Bottom line: query everyone who might have the most remote interest in your genre. They will not jump on a book that they know they can't represent. If they can rep it- they'll reply quickly.

6. Simultaneous Query.
Don't listen when they say "does not accept simultaneous queries." Nothing in the world will bring you down deeper than waiting four months for a reply only to get a rejection (and you *will* be rejected). What do you do then? Get your query and snail-mail another agent? Good luck...

The books will tell you to do just that. But their method is really outdated. Remember- you have to convince agents that you (yes, *you*) are hot property. Query EVERYONE at once. Do NOT CC or BCC them, though. If you email query, send out individual queries (hint: Copy & Paste) to each agent.

The beauty of this is that you can spend a day or so emailing queries, and then sit back as rejections or requests start flowing in over the next month. Plus, if you sign a deal and a rejection from a different agent comes in, you get to experience the acute joy of rejecting *them*.

Bottom Line: Get a list of agent email addresses. Query everybody in the same day (but not necessarily at the *same time*)
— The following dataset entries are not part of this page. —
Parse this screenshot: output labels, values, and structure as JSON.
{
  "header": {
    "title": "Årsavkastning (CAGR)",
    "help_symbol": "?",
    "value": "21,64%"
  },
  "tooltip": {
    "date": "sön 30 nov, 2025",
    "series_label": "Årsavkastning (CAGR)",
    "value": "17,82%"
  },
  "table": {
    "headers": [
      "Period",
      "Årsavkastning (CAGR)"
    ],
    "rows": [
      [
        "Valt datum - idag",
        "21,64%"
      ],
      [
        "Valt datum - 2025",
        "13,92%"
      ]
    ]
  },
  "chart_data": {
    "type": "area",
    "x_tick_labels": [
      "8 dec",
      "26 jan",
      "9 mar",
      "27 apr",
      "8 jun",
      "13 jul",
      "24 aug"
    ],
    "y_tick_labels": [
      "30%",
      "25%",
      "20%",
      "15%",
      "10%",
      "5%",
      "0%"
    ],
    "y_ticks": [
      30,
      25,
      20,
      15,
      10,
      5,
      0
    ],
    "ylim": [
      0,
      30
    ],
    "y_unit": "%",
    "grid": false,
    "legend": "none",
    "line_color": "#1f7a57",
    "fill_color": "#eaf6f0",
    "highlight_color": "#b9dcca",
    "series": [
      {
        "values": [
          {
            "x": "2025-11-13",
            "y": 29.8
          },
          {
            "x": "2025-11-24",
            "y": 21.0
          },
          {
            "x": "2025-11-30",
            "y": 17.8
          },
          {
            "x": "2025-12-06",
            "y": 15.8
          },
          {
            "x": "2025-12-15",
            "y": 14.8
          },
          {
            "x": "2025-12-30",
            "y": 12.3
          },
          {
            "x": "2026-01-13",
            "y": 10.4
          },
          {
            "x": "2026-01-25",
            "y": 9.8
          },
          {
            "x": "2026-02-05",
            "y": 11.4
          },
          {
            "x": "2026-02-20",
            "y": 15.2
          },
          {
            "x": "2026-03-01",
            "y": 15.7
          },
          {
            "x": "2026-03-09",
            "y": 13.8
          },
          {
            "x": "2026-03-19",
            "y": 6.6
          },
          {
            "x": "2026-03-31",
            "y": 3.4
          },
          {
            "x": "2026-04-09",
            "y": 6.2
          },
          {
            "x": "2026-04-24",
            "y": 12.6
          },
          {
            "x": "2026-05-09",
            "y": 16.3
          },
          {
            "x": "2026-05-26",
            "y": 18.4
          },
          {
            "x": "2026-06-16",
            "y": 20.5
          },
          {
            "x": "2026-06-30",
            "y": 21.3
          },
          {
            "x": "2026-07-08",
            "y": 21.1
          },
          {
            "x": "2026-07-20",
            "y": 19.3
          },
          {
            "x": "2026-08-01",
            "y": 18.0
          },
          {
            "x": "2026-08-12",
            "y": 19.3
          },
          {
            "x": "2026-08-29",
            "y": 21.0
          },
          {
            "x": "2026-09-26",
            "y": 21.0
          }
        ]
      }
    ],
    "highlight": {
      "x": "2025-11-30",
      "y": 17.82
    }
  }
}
7. Agents tend to respond to email queries faster than snail-mail queries.
I gave up snail-mail querying years ago. It doesn't work anymore. The only problem with e-queries, however, is that they are a LOT easier to reject than snail-mail queries. So you'd better have an amazing book, or you're no better off than before.

Bottom Line: Forget about snail-mail, no matter what the book say. Check out agentquery.com

8.
Your query is everything. If you plan on following my advice and querying the Cheap Way (aka Email Queries), you're going to replace cost with quality. If you want to save money on postage, your query letter had better be AMAZING.

Bottom Line: I'll give you an example of my query letter (that sold my book) in the next part. For now, I'm off to work.

-
JadenPoser

3 comments:

KalebDozer said...

Great, but can you tell me how to get a chinchilla?

Jaden said...

Hang your Ginger Clark reference.

- JadenPoser

Savannah said...

Jaden, that was great! You did fantastic. Looking forward to the next post.

PS: I know I totally committed one of those cardinal sins (finding the 'perfect' agent), but seriously, he seems perfect!